The American composer, oianist and educator, Diana S. Dabby, received her doctorate and master's degrees in Electrical Engineering and Computer Science from the Massachusetts Institute of Technology, and a bachelor's degree in electrical engineering (summa cum laude) from City College of New York. In addition, she holds a Master of Fine Arts in Music from Mills College as well as a bachelor's degree in music from Vassar College.

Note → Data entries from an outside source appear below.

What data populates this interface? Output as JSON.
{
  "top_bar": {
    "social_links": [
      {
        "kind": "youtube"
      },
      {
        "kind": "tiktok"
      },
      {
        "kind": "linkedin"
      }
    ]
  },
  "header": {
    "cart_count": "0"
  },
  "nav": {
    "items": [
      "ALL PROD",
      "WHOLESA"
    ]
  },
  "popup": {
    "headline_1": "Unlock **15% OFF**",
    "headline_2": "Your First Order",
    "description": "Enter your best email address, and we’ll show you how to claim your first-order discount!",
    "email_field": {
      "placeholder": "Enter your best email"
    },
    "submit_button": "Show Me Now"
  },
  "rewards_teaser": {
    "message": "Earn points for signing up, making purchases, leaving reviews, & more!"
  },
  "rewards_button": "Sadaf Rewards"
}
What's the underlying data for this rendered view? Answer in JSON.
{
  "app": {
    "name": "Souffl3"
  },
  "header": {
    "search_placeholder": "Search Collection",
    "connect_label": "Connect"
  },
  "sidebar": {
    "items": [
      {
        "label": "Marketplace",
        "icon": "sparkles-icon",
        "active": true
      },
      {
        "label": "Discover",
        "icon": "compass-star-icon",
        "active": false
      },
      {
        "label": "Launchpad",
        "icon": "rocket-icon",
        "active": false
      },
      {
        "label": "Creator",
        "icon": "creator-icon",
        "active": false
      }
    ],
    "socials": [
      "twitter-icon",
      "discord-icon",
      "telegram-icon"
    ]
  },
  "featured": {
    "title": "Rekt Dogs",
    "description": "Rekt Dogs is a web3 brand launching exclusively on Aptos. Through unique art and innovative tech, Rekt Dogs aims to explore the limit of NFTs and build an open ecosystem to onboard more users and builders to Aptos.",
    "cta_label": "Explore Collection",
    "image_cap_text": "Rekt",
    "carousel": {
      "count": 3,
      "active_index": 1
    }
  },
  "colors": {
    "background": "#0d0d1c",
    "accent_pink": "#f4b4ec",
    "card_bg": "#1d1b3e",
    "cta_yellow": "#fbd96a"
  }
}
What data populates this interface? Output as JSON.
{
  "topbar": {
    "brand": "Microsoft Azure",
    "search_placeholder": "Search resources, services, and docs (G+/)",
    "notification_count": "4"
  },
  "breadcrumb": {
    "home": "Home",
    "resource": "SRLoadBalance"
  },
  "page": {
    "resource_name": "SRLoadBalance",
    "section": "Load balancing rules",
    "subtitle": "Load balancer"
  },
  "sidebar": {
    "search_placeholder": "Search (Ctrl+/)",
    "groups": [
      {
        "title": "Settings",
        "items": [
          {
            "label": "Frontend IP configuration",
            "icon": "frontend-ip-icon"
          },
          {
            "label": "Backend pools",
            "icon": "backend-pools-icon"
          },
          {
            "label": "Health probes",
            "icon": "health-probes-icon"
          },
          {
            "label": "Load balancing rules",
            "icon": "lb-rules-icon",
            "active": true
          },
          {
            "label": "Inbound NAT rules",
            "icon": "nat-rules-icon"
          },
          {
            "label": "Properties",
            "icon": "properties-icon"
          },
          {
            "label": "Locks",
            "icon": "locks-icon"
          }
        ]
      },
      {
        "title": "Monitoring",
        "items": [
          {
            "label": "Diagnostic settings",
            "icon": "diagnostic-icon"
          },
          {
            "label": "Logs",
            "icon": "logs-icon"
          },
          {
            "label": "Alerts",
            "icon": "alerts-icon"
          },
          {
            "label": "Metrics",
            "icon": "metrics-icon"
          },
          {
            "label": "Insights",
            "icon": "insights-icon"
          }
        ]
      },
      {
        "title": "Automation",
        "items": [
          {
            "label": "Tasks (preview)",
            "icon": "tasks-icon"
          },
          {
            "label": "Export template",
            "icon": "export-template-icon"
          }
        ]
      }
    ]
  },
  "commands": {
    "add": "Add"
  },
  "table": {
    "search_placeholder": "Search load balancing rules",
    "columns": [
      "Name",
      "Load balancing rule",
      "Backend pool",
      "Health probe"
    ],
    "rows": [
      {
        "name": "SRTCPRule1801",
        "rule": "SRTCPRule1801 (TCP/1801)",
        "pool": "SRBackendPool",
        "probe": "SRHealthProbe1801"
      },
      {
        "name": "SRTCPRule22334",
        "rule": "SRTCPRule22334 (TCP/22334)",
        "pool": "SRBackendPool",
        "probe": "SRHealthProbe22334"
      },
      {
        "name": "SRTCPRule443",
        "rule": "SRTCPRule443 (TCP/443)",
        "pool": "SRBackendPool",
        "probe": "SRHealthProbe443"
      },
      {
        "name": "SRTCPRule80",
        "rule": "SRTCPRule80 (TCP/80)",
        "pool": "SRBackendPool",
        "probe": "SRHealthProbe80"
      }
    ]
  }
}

Diana Dabby has taught at MIT, Tufts University, and Juilliard (graduate division, 2002). She is currently Assistant Professor of Electrical Engineering and Music at Franklin W. Olin College of Engineering in Needham, Massachusetts. Using her background in electrical engineering, music performance and composition, she has developed research that utilizes chaos theory to generate musical variations of an original work. Her presentation of this work was unanimously chosen for Best Poster Prize at the 1995 International SIAM Conference on Applications of Dynamical Systems, and was also the topic of a series of concert/lectures she presented in Hong Kong and Chicago. More recently, she has given a number of invited concert/lectures on her work sponsored by MIT, Princeton University, Cornell University, and Dartmouth College, among others. She is currently writing a book entitled Variations and Shadows -- Music from Chaos, supported in part by grants from MIT and Tufts. She has received excellent teaching reviews for courses she has taught at MIT and Tufts University in electrical engineering, music, and the intersection of art and science.
As a concert pianist, Diana Dabby has performed solo concerts in New York's Weill (Carnegie) Recital Hall, Merkin Concert Hall, and in Budapest, Hungary and Hong Kong, among other venues. As a chamber musician, and as a composer, she has performed at Boston's Jordan Hall, Symphony Hall and at Tanglewood.